The case of Robin Sage is a particularly fascinating and worrying example. Security consultant Thomas Ryan created social media profiles for a fictitious cyber security expert named Robin Sage. Within just 28 days, Ryan was able to connect with senior figures in the defense contracting, military, and corporate world — including the sitting Chairman of the Joint Chiefs of Staff. In the Sage persona, Ryan was offered job interviews, speaking gigs, and even an offer by a NASA researcher to share his paper. Even when some security personnel correctly identified Sage as a fake, it didn’t stop others from reaching out.

Fortunately, Ryan was a white hat hacker — a researcher who breaks security in order to identify its weaknesses before the bad guys can exploit them. Had he been in the pay of a foreign government or unscrupulous corporation, however, there’s little doubt he would have been able to gain access to classified information.
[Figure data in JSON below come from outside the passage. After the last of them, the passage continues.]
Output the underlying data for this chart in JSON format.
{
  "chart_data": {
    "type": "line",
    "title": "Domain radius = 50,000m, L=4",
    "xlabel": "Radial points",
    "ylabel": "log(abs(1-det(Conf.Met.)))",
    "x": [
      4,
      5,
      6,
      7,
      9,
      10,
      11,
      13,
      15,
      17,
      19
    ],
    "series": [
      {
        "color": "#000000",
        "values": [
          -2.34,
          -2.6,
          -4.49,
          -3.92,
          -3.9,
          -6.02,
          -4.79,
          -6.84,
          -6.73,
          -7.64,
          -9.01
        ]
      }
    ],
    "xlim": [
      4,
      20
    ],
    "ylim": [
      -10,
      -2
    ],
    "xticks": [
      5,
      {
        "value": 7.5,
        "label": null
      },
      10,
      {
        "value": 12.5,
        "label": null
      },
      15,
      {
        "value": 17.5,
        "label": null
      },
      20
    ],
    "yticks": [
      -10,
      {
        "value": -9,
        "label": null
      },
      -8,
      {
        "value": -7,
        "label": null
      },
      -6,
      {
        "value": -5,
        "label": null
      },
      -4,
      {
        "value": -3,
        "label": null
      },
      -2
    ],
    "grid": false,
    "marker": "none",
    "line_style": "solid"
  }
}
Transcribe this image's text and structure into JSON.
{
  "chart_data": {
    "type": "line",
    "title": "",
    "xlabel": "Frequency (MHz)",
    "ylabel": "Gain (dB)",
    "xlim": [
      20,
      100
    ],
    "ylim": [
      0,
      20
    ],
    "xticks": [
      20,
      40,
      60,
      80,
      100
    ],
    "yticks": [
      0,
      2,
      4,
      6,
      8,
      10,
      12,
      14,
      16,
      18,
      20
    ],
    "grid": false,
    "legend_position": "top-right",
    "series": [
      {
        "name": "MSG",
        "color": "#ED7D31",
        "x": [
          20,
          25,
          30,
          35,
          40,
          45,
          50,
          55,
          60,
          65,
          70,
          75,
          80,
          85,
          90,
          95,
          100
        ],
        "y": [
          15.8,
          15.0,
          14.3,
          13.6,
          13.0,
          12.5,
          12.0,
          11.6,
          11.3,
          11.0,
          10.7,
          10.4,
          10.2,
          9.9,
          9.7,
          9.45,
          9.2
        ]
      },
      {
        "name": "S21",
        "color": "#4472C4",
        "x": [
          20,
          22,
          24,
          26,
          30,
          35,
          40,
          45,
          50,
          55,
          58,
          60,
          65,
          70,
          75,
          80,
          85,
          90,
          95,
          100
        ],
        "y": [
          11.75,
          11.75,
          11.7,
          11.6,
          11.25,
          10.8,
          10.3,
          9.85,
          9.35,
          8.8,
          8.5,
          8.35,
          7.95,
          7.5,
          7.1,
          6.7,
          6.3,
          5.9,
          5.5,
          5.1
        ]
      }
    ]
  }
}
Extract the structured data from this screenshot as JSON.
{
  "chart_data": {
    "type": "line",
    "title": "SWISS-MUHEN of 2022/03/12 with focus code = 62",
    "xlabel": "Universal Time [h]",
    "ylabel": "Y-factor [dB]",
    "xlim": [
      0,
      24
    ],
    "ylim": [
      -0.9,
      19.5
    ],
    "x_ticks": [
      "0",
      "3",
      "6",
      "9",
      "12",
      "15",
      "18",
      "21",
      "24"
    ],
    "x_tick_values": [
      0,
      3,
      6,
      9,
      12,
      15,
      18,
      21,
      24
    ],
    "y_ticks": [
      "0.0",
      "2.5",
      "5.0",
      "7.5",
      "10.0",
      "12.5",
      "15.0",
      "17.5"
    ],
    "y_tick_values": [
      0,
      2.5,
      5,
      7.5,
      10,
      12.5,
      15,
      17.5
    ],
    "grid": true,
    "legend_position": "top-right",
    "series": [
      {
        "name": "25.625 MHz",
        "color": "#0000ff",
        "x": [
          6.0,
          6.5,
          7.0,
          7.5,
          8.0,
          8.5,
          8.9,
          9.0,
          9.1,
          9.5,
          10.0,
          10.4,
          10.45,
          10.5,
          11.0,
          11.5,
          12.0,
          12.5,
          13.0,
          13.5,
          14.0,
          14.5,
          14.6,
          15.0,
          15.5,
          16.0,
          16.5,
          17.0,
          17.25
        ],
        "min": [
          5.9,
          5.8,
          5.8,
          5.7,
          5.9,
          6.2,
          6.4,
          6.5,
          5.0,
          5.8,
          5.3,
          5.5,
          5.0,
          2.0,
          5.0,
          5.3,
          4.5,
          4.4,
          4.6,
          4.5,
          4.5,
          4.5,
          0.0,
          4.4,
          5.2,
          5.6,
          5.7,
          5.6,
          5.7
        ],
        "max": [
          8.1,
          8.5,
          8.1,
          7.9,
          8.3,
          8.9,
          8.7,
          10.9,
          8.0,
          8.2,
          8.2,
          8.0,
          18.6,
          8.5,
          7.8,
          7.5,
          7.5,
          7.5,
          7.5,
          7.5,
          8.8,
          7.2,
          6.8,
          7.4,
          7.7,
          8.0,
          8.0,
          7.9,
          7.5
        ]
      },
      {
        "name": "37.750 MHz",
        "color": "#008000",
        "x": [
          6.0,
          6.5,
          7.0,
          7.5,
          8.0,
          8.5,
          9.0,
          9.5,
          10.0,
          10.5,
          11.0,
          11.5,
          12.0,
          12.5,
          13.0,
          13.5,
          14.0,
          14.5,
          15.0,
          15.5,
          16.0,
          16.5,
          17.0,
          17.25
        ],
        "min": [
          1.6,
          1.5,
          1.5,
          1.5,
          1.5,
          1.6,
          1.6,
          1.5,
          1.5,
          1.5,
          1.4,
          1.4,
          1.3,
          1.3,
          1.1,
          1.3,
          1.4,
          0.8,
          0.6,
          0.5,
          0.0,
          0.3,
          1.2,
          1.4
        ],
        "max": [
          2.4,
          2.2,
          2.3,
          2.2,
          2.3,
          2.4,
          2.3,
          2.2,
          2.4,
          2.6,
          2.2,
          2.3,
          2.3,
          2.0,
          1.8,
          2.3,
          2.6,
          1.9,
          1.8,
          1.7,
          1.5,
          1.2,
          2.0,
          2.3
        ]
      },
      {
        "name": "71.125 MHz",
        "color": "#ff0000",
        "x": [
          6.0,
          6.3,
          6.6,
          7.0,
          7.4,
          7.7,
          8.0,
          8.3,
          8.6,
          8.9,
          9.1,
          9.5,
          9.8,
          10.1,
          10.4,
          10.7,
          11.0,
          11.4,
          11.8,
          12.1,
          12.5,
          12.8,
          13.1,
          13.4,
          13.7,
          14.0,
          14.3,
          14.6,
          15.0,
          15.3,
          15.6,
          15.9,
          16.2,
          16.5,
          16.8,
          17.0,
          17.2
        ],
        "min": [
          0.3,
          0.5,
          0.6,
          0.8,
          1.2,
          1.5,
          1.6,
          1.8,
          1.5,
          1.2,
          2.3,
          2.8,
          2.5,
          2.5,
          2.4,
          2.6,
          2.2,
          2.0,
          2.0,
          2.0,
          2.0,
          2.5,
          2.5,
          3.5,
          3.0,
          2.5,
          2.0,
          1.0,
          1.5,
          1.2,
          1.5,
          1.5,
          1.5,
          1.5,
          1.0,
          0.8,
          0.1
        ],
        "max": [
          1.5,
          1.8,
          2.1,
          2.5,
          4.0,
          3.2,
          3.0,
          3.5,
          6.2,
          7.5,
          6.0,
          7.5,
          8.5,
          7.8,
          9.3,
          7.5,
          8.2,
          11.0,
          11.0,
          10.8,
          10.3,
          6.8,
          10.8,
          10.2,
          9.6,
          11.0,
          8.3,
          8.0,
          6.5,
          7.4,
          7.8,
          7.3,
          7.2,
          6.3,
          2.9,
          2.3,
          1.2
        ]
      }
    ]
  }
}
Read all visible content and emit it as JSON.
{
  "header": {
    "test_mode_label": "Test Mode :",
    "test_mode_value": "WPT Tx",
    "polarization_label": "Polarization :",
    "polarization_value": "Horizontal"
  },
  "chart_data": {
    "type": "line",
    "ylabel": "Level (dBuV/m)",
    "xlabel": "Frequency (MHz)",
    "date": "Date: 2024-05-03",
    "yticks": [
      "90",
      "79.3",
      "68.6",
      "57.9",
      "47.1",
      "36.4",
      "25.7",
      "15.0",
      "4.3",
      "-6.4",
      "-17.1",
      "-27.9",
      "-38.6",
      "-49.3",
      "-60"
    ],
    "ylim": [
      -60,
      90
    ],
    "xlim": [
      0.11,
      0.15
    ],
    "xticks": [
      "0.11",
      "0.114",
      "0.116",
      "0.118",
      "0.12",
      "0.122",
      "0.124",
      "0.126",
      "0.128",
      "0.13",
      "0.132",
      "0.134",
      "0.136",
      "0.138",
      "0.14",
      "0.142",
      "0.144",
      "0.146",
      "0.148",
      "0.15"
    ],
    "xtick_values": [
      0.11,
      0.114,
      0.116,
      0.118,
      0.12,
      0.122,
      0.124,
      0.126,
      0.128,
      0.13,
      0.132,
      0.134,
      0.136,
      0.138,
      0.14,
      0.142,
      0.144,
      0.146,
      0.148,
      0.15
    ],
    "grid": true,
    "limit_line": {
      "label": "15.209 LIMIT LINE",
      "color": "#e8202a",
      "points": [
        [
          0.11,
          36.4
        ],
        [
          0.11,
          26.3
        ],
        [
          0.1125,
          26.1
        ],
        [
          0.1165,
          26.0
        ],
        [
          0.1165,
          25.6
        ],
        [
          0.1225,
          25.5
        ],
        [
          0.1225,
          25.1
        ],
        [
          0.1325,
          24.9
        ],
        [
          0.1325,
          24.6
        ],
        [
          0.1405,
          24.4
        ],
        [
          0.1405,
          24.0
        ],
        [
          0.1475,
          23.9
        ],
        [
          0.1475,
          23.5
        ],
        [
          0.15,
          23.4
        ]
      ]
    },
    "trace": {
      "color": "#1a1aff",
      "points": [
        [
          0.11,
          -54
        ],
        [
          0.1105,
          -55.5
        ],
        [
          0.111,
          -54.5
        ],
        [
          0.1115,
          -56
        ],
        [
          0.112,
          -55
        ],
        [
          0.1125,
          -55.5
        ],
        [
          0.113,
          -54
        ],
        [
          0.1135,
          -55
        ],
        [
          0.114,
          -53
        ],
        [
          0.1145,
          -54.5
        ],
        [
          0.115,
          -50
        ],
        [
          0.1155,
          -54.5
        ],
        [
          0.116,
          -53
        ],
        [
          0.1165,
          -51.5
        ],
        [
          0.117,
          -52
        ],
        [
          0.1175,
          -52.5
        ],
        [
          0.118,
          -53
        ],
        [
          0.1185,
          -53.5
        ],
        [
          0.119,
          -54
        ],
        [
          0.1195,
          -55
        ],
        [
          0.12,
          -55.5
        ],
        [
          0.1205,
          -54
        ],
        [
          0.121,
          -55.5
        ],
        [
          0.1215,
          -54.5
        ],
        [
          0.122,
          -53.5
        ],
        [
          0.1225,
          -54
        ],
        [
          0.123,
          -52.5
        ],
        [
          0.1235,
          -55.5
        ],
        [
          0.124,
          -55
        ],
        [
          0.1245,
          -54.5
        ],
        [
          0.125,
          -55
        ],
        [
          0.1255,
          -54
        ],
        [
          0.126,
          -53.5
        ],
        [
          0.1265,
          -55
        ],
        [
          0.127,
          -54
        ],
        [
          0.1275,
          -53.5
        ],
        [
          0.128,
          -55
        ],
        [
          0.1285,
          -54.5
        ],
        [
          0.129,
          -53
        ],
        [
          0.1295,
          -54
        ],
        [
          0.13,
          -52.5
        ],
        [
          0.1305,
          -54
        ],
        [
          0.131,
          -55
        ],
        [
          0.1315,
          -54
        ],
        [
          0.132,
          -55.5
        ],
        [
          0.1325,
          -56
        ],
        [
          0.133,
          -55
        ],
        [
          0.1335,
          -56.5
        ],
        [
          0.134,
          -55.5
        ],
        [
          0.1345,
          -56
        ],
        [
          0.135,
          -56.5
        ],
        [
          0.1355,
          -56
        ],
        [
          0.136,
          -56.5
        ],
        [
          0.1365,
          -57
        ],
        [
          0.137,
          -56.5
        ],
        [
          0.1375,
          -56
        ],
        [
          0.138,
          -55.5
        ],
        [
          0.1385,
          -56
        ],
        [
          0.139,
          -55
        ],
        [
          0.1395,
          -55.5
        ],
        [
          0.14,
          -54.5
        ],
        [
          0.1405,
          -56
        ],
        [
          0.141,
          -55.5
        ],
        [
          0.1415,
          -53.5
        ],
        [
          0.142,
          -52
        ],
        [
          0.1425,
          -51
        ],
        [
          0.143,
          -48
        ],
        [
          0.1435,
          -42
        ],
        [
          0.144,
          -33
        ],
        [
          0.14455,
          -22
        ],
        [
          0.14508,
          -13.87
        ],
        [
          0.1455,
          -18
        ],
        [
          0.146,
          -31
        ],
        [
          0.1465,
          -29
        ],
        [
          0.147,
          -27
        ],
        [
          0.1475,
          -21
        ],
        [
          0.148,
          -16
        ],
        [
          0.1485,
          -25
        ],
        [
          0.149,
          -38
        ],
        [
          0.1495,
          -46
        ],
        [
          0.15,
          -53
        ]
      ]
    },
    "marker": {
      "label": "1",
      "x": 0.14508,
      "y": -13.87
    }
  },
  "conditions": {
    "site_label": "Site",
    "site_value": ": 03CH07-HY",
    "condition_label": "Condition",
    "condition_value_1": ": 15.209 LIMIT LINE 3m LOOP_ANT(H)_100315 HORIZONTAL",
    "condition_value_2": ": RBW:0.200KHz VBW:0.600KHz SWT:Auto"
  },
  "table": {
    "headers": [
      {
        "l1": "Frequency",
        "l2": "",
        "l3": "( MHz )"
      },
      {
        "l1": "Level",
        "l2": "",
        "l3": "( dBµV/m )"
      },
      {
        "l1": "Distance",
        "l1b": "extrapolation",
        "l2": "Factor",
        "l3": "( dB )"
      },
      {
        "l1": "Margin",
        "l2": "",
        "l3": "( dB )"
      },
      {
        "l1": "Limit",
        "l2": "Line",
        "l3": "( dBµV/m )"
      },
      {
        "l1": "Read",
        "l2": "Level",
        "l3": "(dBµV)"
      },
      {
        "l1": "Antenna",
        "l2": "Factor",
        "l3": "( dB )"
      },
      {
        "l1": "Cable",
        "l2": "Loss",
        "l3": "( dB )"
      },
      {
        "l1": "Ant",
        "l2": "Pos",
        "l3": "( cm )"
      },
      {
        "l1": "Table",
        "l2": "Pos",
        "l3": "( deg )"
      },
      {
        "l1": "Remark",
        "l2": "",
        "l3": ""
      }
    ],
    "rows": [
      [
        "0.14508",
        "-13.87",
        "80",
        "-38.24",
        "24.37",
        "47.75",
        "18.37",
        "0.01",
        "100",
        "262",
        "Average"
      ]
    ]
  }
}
University Data Protection Needs a Consistent Privacy Framework

Creating a single consistent university data protection policy is the best solution. From a governance perspective, the benefits are obvious: rather than laboring under a maze of rules and supervisory mechanisms for HIPAA, FERPA, PCI, and all other laws, you can create a single set of rules that’s stringent enough to meet all of them.

But this approach is also superior for data protection and privacy, compliance, and even cost control. Different compliance regimes have different strengths, but they all contribute to data security in meaningful ways. PCI controls like strong encryption and data segregation are equally effective for other kinds of data. Similarly, HIPAA Business Associate Agreements and other healthcare controls can improve the legal and procedural protections of non-healthcare data as well.

Ultimately, data is data. A single, highly-effective university data protection plan will avoid the costs of duplicate functionality, increase security and go above and beyond regulatory compliance requirements for all your information.

University Data Protection and Privacy Shows Leadership

The academic world has always been a place for vigorous debate and intellectual freedom. This is crucial not only for education and research, but also for a free society as a whole. To maintain this freedom in an age of cybercrime and government spying, universities need to maintain data privacy and protection for all.

By making a stand for privacy and backing up your words with a strong university data protection program, your organization will show leadership — both in academia and the wider public sphere. In a period of rapid digital transformation, this is key to staying at the forefront of technology and thought.